Çenemin büzülmesiyle gözlerimi kırpıştırıp karanlığın içinden bana bakan babama baktım. Tam karşımdaydı. Gülümsüyordu. Gördüğüm rüyadaki soluklarım yeniden boğazımı doldururken gözlerime acı sızı yerleşti. O gerçek miydi? Karşımda mıydı? Dokunsam kaybolur muydu? Titrek parmaklarımı öne doğru uzattığımda babamın gülümsemesi genişledi. Yanıma doğru yaklaştığında içimdekiler sessiz hıçkırıklara dönüştü. Yaşlarım titreyen dudaklarıma indiğinde yutkunmaya çalıştım. Olmadı. Babam karşımdayken sadece dokunmak istedim.
''Şehnaz'ım.''
''Baba,'' diye fısıldayabildim sevdiğim yüze. Özlediğim, pişman olduğum yüze. Havada asılı kalan elime değen yumuşaklık hasretini çektiğim dokunuşlardı. Yüzümü buruşturup ağlamamı kısmaya çalıştıysam da daha çok döktüm içimi dışıma. Gerçekti. Bana dokunuyordu, hissediyordum. Buz gibi elimi saran sımsıcak avuçlar gözlerimdeki cehennem kadar tatlıydı. ''Doğru bildiğinden şaşmıyorsun. Devam et kızım.

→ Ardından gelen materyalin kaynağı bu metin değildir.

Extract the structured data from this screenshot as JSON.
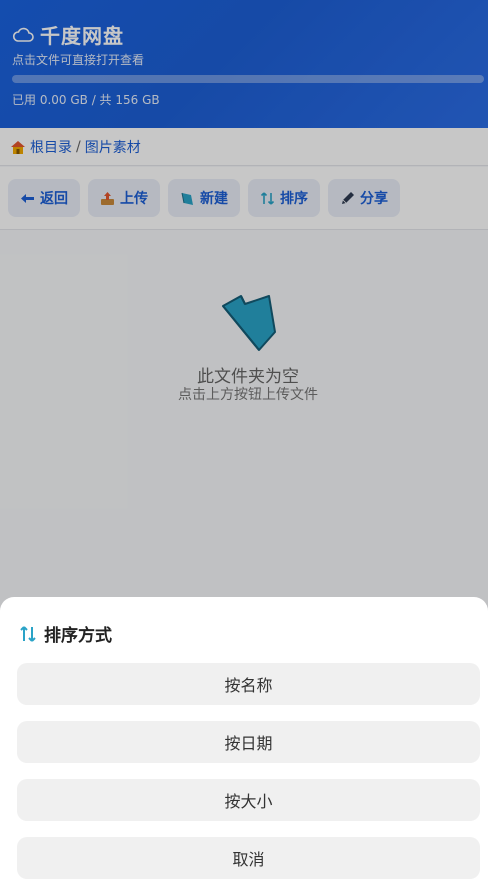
{
  "header": {
    "app_name": "千度网盘",
    "subtitle": "点击文件可直接打开查看",
    "usage_text": "已用 0.00 GB / 共 156 GB",
    "usage_fraction": 0.0
  },
  "breadcrumb": {
    "root": "根目录",
    "separator": "/",
    "current": "图片素材"
  },
  "toolbar": {
    "back": "返回",
    "upload": "上传",
    "new": "新建",
    "sort": "排序",
    "share": "分享"
  },
  "empty_state": {
    "title": "此文件夹为空",
    "hint": "点击上方按钮上传文件"
  },
  "sort_sheet": {
    "title": "排序方式",
    "options": [
      "按名称",
      "按日期",
      "按大小"
    ],
    "cancel": "取消"
  },
  "colors": {
    "brand_blue": "#1d5fd6",
    "accent_teal": "#2aa3c7"
  }
}
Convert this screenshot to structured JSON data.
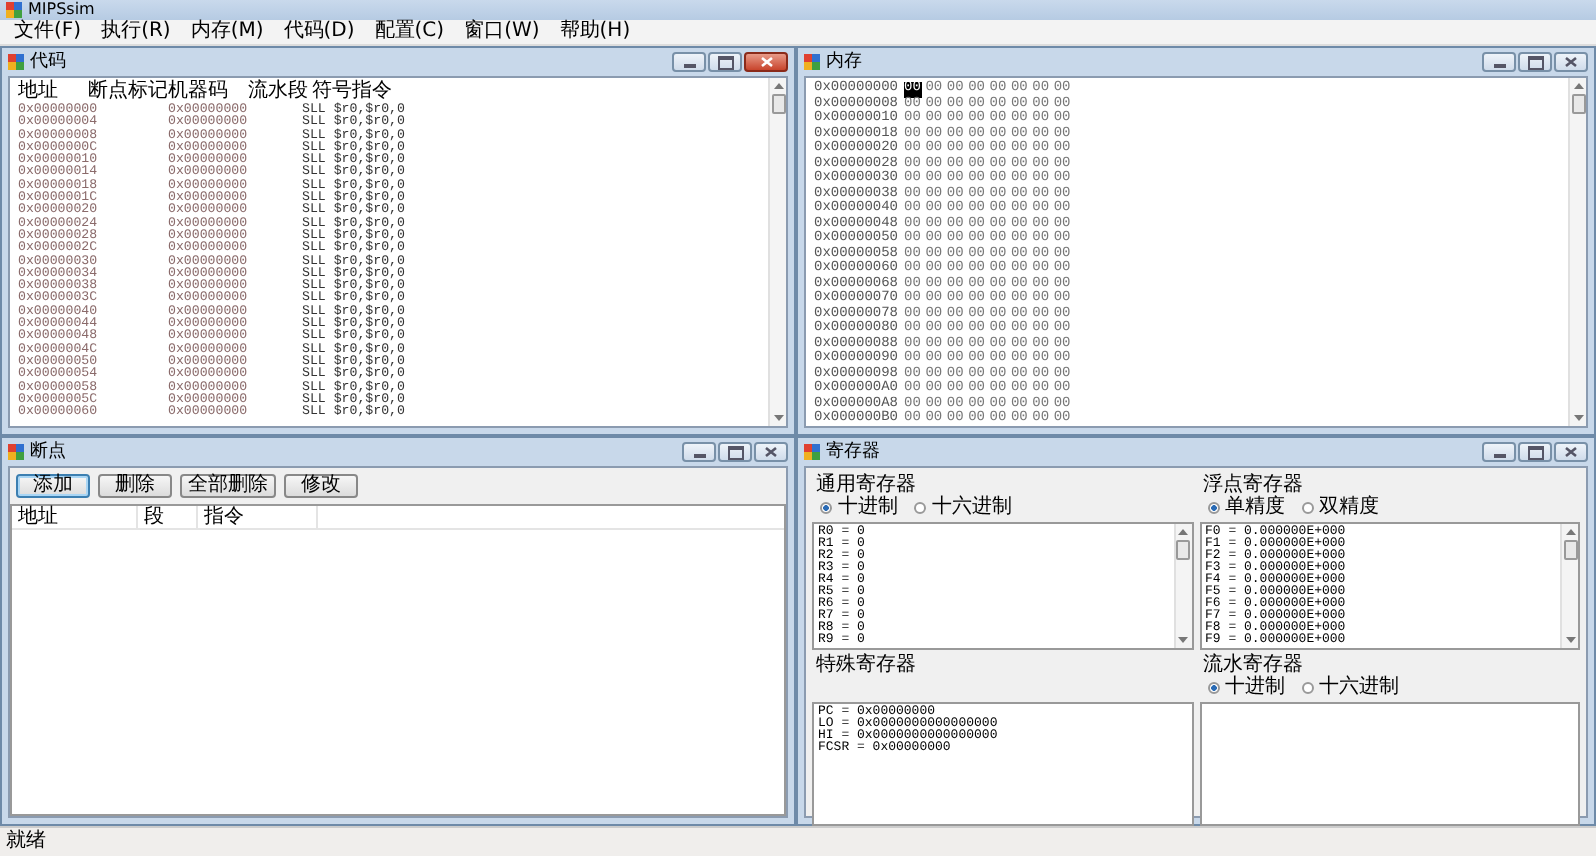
{
  "app": {
    "title": "MIPSsim"
  },
  "menu": [
    "文件(F)",
    "执行(R)",
    "内存(M)",
    "代码(D)",
    "配置(C)",
    "窗口(W)",
    "帮助(H)"
  ],
  "code_window": {
    "title": "代码",
    "active": true,
    "columns": [
      "地址",
      "断点标记",
      "机器码",
      "流水段",
      "符号指令"
    ],
    "rows": [
      {
        "address": "0x00000000",
        "machine_code": "0x00000000",
        "instruction": "SLL $r0,$r0,0"
      },
      {
        "address": "0x00000004",
        "machine_code": "0x00000000",
        "instruction": "SLL $r0,$r0,0"
      },
      {
        "address": "0x00000008",
        "machine_code": "0x00000000",
        "instruction": "SLL $r0,$r0,0"
      },
      {
        "address": "0x0000000C",
        "machine_code": "0x00000000",
        "instruction": "SLL $r0,$r0,0"
      },
      {
        "address": "0x00000010",
        "machine_code": "0x00000000",
        "instruction": "SLL $r0,$r0,0"
      },
      {
        "address": "0x00000014",
        "machine_code": "0x00000000",
        "instruction": "SLL $r0,$r0,0"
      },
      {
        "address": "0x00000018",
        "machine_code": "0x00000000",
        "instruction": "SLL $r0,$r0,0"
      },
      {
        "address": "0x0000001C",
        "machine_code": "0x00000000",
        "instruction": "SLL $r0,$r0,0"
      },
      {
        "address": "0x00000020",
        "machine_code": "0x00000000",
        "instruction": "SLL $r0,$r0,0"
      },
      {
        "address": "0x00000024",
        "machine_code": "0x00000000",
        "instruction": "SLL $r0,$r0,0"
      },
      {
        "address": "0x00000028",
        "machine_code": "0x00000000",
        "instruction": "SLL $r0,$r0,0"
      },
      {
        "address": "0x0000002C",
        "machine_code": "0x00000000",
        "instruction": "SLL $r0,$r0,0"
      },
      {
        "address": "0x00000030",
        "machine_code": "0x00000000",
        "instruction": "SLL $r0,$r0,0"
      },
      {
        "address": "0x00000034",
        "machine_code": "0x00000000",
        "instruction": "SLL $r0,$r0,0"
      },
      {
        "address": "0x00000038",
        "machine_code": "0x00000000",
        "instruction": "SLL $r0,$r0,0"
      },
      {
        "address": "0x0000003C",
        "machine_code": "0x00000000",
        "instruction": "SLL $r0,$r0,0"
      },
      {
        "address": "0x00000040",
        "machine_code": "0x00000000",
        "instruction": "SLL $r0,$r0,0"
      },
      {
        "address": "0x00000044",
        "machine_code": "0x00000000",
        "instruction": "SLL $r0,$r0,0"
      },
      {
        "address": "0x00000048",
        "machine_code": "0x00000000",
        "instruction": "SLL $r0,$r0,0"
      },
      {
        "address": "0x0000004C",
        "machine_code": "0x00000000",
        "instruction": "SLL $r0,$r0,0"
      },
      {
        "address": "0x00000050",
        "machine_code": "0x00000000",
        "instruction": "SLL $r0,$r0,0"
      },
      {
        "address": "0x00000054",
        "machine_code": "0x00000000",
        "instruction": "SLL $r0,$r0,0"
      },
      {
        "address": "0x00000058",
        "machine_code": "0x00000000",
        "instruction": "SLL $r0,$r0,0"
      },
      {
        "address": "0x0000005C",
        "machine_code": "0x00000000",
        "instruction": "SLL $r0,$r0,0"
      },
      {
        "address": "0x00000060",
        "machine_code": "0x00000000",
        "instruction": "SLL $r0,$r0,0"
      }
    ]
  },
  "memory_window": {
    "title": "内存",
    "active": false,
    "rows": [
      {
        "address": "0x00000000",
        "bytes": [
          {
            "value": "00",
            "selected": true
          },
          {
            "value": "00",
            "selected": false
          },
          {
            "value": "00",
            "selected": false
          },
          {
            "value": "00",
            "selected": false
          },
          {
            "value": "00",
            "selected": false
          },
          {
            "value": "00",
            "selected": false
          },
          {
            "value": "00",
            "selected": false
          },
          {
            "value": "00",
            "selected": false
          }
        ]
      },
      {
        "address": "0x00000008",
        "bytes": [
          {
            "value": "00",
            "selected": false
          },
          {
            "value": "00",
            "selected": false
          },
          {
            "value": "00",
            "selected": false
          },
          {
            "value": "00",
            "selected": false
          },
          {
            "value": "00",
            "selected": false
          },
          {
            "value": "00",
            "selected": false
          },
          {
            "value": "00",
            "selected": false
          },
          {
            "value": "00",
            "selected": false
          }
        ]
      },
      {
        "address": "0x00000010",
        "bytes": [
          {
            "value": "00",
            "selected": false
          },
          {
            "value": "00",
            "selected": false
          },
          {
            "value": "00",
            "selected": false
          },
          {
            "value": "00",
            "selected": false
          },
          {
            "value": "00",
            "selected": false
          },
          {
            "value": "00",
            "selected": false
          },
          {
            "value": "00",
            "selected": false
          },
          {
            "value": "00",
            "selected": false
          }
        ]
      },
      {
        "address": "0x00000018",
        "bytes": [
          {
            "value": "00",
            "selected": false
          },
          {
            "value": "00",
            "selected": false
          },
          {
            "value": "00",
            "selected": false
          },
          {
            "value": "00",
            "selected": false
          },
          {
            "value": "00",
            "selected": false
          },
          {
            "value": "00",
            "selected": false
          },
          {
            "value": "00",
            "selected": false
          },
          {
            "value": "00",
            "selected": false
          }
        ]
      },
      {
        "address": "0x00000020",
        "bytes": [
          {
            "value": "00",
            "selected": false
          },
          {
            "value": "00",
            "selected": false
          },
          {
            "value": "00",
            "selected": false
          },
          {
            "value": "00",
            "selected": false
          },
          {
            "value": "00",
            "selected": false
          },
          {
            "value": "00",
            "selected": false
          },
          {
            "value": "00",
            "selected": false
          },
          {
            "value": "00",
            "selected": false
          }
        ]
      },
      {
        "address": "0x00000028",
        "bytes": [
          {
            "value": "00",
            "selected": false
          },
          {
            "value": "00",
            "selected": false
          },
          {
            "value": "00",
            "selected": false
          },
          {
            "value": "00",
            "selected": false
          },
          {
            "value": "00",
            "selected": false
          },
          {
            "value": "00",
            "selected": false
          },
          {
            "value": "00",
            "selected": false
          },
          {
            "value": "00",
            "selected": false
          }
        ]
      },
      {
        "address": "0x00000030",
        "bytes": [
          {
            "value": "00",
            "selected": false
          },
          {
            "value": "00",
            "selected": false
          },
          {
            "value": "00",
            "selected": false
          },
          {
            "value": "00",
            "selected": false
          },
          {
            "value": "00",
            "selected": false
          },
          {
            "value": "00",
            "selected": false
          },
          {
            "value": "00",
            "selected": false
          },
          {
            "value": "00",
            "selected": false
          }
        ]
      },
      {
        "address": "0x00000038",
        "bytes": [
          {
            "value": "00",
            "selected": false
          },
          {
            "value": "00",
            "selected": false
          },
          {
            "value": "00",
            "selected": false
          },
          {
            "value": "00",
            "selected": false
          },
          {
            "value": "00",
            "selected": false
          },
          {
            "value": "00",
            "selected": false
          },
          {
            "value": "00",
            "selected": false
          },
          {
            "value": "00",
            "selected": false
          }
        ]
      },
      {
        "address": "0x00000040",
        "bytes": [
          {
            "value": "00",
            "selected": false
          },
          {
            "value": "00",
            "selected": false
          },
          {
            "value": "00",
            "selected": false
          },
          {
            "value": "00",
            "selected": false
          },
          {
            "value": "00",
            "selected": false
          },
          {
            "value": "00",
            "selected": false
          },
          {
            "value": "00",
            "selected": false
          },
          {
            "value": "00",
            "selected": false
          }
        ]
      },
      {
        "address": "0x00000048",
        "bytes": [
          {
            "value": "00",
            "selected": false
          },
          {
            "value": "00",
            "selected": false
          },
          {
            "value": "00",
            "selected": false
          },
          {
            "value": "00",
            "selected": false
          },
          {
            "value": "00",
            "selected": false
          },
          {
            "value": "00",
            "selected": false
          },
          {
            "value": "00",
            "selected": false
          },
          {
            "value": "00",
            "selected": false
          }
        ]
      },
      {
        "address": "0x00000050",
        "bytes": [
          {
            "value": "00",
            "selected": false
          },
          {
            "value": "00",
            "selected": false
          },
          {
            "value": "00",
            "selected": false
          },
          {
            "value": "00",
            "selected": false
          },
          {
            "value": "00",
            "selected": false
          },
          {
            "value": "00",
            "selected": false
          },
          {
            "value": "00",
            "selected": false
          },
          {
            "value": "00",
            "selected": false
          }
        ]
      },
      {
        "address": "0x00000058",
        "bytes": [
          {
            "value": "00",
            "selected": false
          },
          {
            "value": "00",
            "selected": false
          },
          {
            "value": "00",
            "selected": false
          },
          {
            "value": "00",
            "selected": false
          },
          {
            "value": "00",
            "selected": false
          },
          {
            "value": "00",
            "selected": false
          },
          {
            "value": "00",
            "selected": false
          },
          {
            "value": "00",
            "selected": false
          }
        ]
      },
      {
        "address": "0x00000060",
        "bytes": [
          {
            "value": "00",
            "selected": false
          },
          {
            "value": "00",
            "selected": false
          },
          {
            "value": "00",
            "selected": false
          },
          {
            "value": "00",
            "selected": false
          },
          {
            "value": "00",
            "selected": false
          },
          {
            "value": "00",
            "selected": false
          },
          {
            "value": "00",
            "selected": false
          },
          {
            "value": "00",
            "selected": false
          }
        ]
      },
      {
        "address": "0x00000068",
        "bytes": [
          {
            "value": "00",
            "selected": false
          },
          {
            "value": "00",
            "selected": false
          },
          {
            "value": "00",
            "selected": false
          },
          {
            "value": "00",
            "selected": false
          },
          {
            "value": "00",
            "selected": false
          },
          {
            "value": "00",
            "selected": false
          },
          {
            "value": "00",
            "selected": false
          },
          {
            "value": "00",
            "selected": false
          }
        ]
      },
      {
        "address": "0x00000070",
        "bytes": [
          {
            "value": "00",
            "selected": false
          },
          {
            "value": "00",
            "selected": false
          },
          {
            "value": "00",
            "selected": false
          },
          {
            "value": "00",
            "selected": false
          },
          {
            "value": "00",
            "selected": false
          },
          {
            "value": "00",
            "selected": false
          },
          {
            "value": "00",
            "selected": false
          },
          {
            "value": "00",
            "selected": false
          }
        ]
      },
      {
        "address": "0x00000078",
        "bytes": [
          {
            "value": "00",
            "selected": false
          },
          {
            "value": "00",
            "selected": false
          },
          {
            "value": "00",
            "selected": false
          },
          {
            "value": "00",
            "selected": false
          },
          {
            "value": "00",
            "selected": false
          },
          {
            "value": "00",
            "selected": false
          },
          {
            "value": "00",
            "selected": false
          },
          {
            "value": "00",
            "selected": false
          }
        ]
      },
      {
        "address": "0x00000080",
        "bytes": [
          {
            "value": "00",
            "selected": false
          },
          {
            "value": "00",
            "selected": false
          },
          {
            "value": "00",
            "selected": false
          },
          {
            "value": "00",
            "selected": false
          },
          {
            "value": "00",
            "selected": false
          },
          {
            "value": "00",
            "selected": false
          },
          {
            "value": "00",
            "selected": false
          },
          {
            "value": "00",
            "selected": false
          }
        ]
      },
      {
        "address": "0x00000088",
        "bytes": [
          {
            "value": "00",
            "selected": false
          },
          {
            "value": "00",
            "selected": false
          },
          {
            "value": "00",
            "selected": false
          },
          {
            "value": "00",
            "selected": false
          },
          {
            "value": "00",
            "selected": false
          },
          {
            "value": "00",
            "selected": false
          },
          {
            "value": "00",
            "selected": false
          },
          {
            "value": "00",
            "selected": false
          }
        ]
      },
      {
        "address": "0x00000090",
        "bytes": [
          {
            "value": "00",
            "selected": false
          },
          {
            "value": "00",
            "selected": false
          },
          {
            "value": "00",
            "selected": false
          },
          {
            "value": "00",
            "selected": false
          },
          {
            "value": "00",
            "selected": false
          },
          {
            "value": "00",
            "selected": false
          },
          {
            "value": "00",
            "selected": false
          },
          {
            "value": "00",
            "selected": false
          }
        ]
      },
      {
        "address": "0x00000098",
        "bytes": [
          {
            "value": "00",
            "selected": false
          },
          {
            "value": "00",
            "selected": false
          },
          {
            "value": "00",
            "selected": false
          },
          {
            "value": "00",
            "selected": false
          },
          {
            "value": "00",
            "selected": false
          },
          {
            "value": "00",
            "selected": false
          },
          {
            "value": "00",
            "selected": false
          },
          {
            "value": "00",
            "selected": false
          }
        ]
      },
      {
        "address": "0x000000A0",
        "bytes": [
          {
            "value": "00",
            "selected": false
          },
          {
            "value": "00",
            "selected": false
          },
          {
            "value": "00",
            "selected": false
          },
          {
            "value": "00",
            "selected": false
          },
          {
            "value": "00",
            "selected": false
          },
          {
            "value": "00",
            "selected": false
          },
          {
            "value": "00",
            "selected": false
          },
          {
            "value": "00",
            "selected": false
          }
        ]
      },
      {
        "address": "0x000000A8",
        "bytes": [
          {
            "value": "00",
            "selected": false
          },
          {
            "value": "00",
            "selected": false
          },
          {
            "value": "00",
            "selected": false
          },
          {
            "value": "00",
            "selected": false
          },
          {
            "value": "00",
            "selected": false
          },
          {
            "value": "00",
            "selected": false
          },
          {
            "value": "00",
            "selected": false
          },
          {
            "value": "00",
            "selected": false
          }
        ]
      },
      {
        "address": "0x000000B0",
        "bytes": [
          {
            "value": "00",
            "selected": false
          },
          {
            "value": "00",
            "selected": false
          },
          {
            "value": "00",
            "selected": false
          },
          {
            "value": "00",
            "selected": false
          },
          {
            "value": "00",
            "selected": false
          },
          {
            "value": "00",
            "selected": false
          },
          {
            "value": "00",
            "selected": false
          },
          {
            "value": "00",
            "selected": false
          }
        ]
      }
    ]
  },
  "breakpoint_window": {
    "title": "断点",
    "active": false,
    "buttons": [
      {
        "label": "添加",
        "focused": true
      },
      {
        "label": "删除",
        "focused": false
      },
      {
        "label": "全部删除",
        "focused": false
      },
      {
        "label": "修改",
        "focused": false
      }
    ],
    "columns": [
      "地址",
      "段",
      "指令"
    ]
  },
  "register_window": {
    "title": "寄存器",
    "active": false,
    "general": {
      "label": "通用寄存器",
      "options": [
        {
          "label": "十进制",
          "selected": true
        },
        {
          "label": "十六进制",
          "selected": false
        }
      ],
      "lines": [
        "R0 = 0",
        "R1 = 0",
        "R2 = 0",
        "R3 = 0",
        "R4 = 0",
        "R5 = 0",
        "R6 = 0",
        "R7 = 0",
        "R8 = 0",
        "R9 = 0"
      ]
    },
    "float": {
      "label": "浮点寄存器",
      "options": [
        {
          "label": "单精度",
          "selected": true
        },
        {
          "label": "双精度",
          "selected": false
        }
      ],
      "lines": [
        "F0 = 0.000000E+000",
        "F1 = 0.000000E+000",
        "F2 = 0.000000E+000",
        "F3 = 0.000000E+000",
        "F4 = 0.000000E+000",
        "F5 = 0.000000E+000",
        "F6 = 0.000000E+000",
        "F7 = 0.000000E+000",
        "F8 = 0.000000E+000",
        "F9 = 0.000000E+000"
      ]
    },
    "special": {
      "label": "特殊寄存器",
      "lines": [
        "PC = 0x00000000",
        "LO = 0x0000000000000000",
        "HI = 0x0000000000000000",
        "FCSR = 0x00000000"
      ]
    },
    "pipeline": {
      "label": "流水寄存器",
      "options": [
        {
          "label": "十进制",
          "selected": true
        },
        {
          "label": "十六进制",
          "selected": false
        }
      ]
    }
  },
  "status_bar": {
    "text": "就绪"
  }
}
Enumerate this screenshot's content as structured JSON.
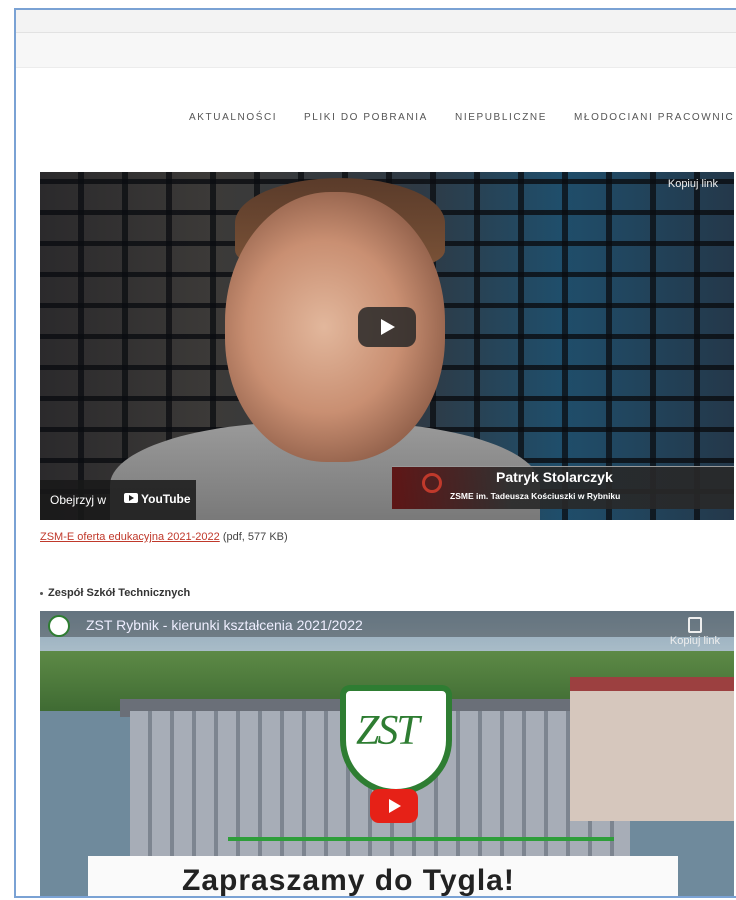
{
  "nav": {
    "items": [
      "AKTUALNOŚCI",
      "PLIKI DO POBRANIA",
      "NIEPUBLICZNE",
      "MŁODOCIANI PRACOWNIC"
    ]
  },
  "video1": {
    "copy_link": "Kopiuj link",
    "watch_label": "Obejrzyj w",
    "youtube_label": "YouTube",
    "name": "Patryk Stolarczyk",
    "school": "ZSME im. Tadeusza Kościuszki w Rybniku"
  },
  "pdf": {
    "link_text": "ZSM-E oferta edukacyjna 2021-2022",
    "meta": " (pdf, 577 KB)"
  },
  "section2": {
    "bullet": "Zespół Szkół Technicznych"
  },
  "video2": {
    "title": "ZST Rybnik - kierunki kształcenia 2021/2022",
    "copy_link": "Kopiuj link",
    "logo_text": "ZST",
    "banner": "Zapraszamy do Tygla!"
  },
  "colors": {
    "link": "#c0392b",
    "accent_green": "#2e7d32",
    "youtube_red": "#e62117"
  }
}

Sonunda her şey dilediğin gibi olacak.'' Sesi kulaklarımı okşadığında başımı ellerimize indirip gözlerimi kapattım.
''Bu işin sonunda sağ çıkabileceğimi sanmıyorum baba. Sonunda ya ben yok olacağım ya da aklım. Etkileri şimdiden ortaya çıkmaya başladı. Çok yorgunum.'' Gözlerimi açıp o güzel etkiye bir kez daha bakmak için ellerimize baktım.
Kaşlarım çatıldı. Az önce elimi tutan babamın eliyken şimdi bir kadının avuçları içerisindeydi elim. Hıçkırıklarım boğazıma dizilirken hayretle başımı kaldırdım. Boşta kalan elimi kalbime götürüp karşımdaki görüntüye hakim olmaya çalıştım. Aklım oyun oynuyordu ama ben bu oyunu sevmiştim. Annem gülümseyerek baktığında titreyen dudağımı ısırdım. ''Başaracaksın Şehnaz. Sana inanıyoruz kızım.''
Başımı iki yana sallayıp elimi çektim. İki avucumu şakağıma bastırıp gözlerimi yumdum. Hayır, aklımı kaybetmeyecektim. Şimdiye kadar güçlü geldiysem öyle devam etmeliydim. ''Başaracağım. Sonuna kadar. Kimsenin üzerime oynamasına izin vermeyeceğim. İçimde intikam yok ama oluşturmak için elimden geleni yapacağım. Şu an için sadece sabır istiyorum. Aklım bana lazım. Vermem. Vermem. Vermem.''
''Şehnaz!'' Kollarımın başımdan çekilmesiyle gözlerimi açtım, annemin görüntüsünü Bedir doldurmuştu. Delirmiş gözlerle karanlık odayı taradığımda ne annemi ne de babamı görebilmiştim. Şaşkınlıkla Bedir'e baktığımda ifadesini ele vermedi. Derin bir nefes alıp terleyen boynumu sıvazladım.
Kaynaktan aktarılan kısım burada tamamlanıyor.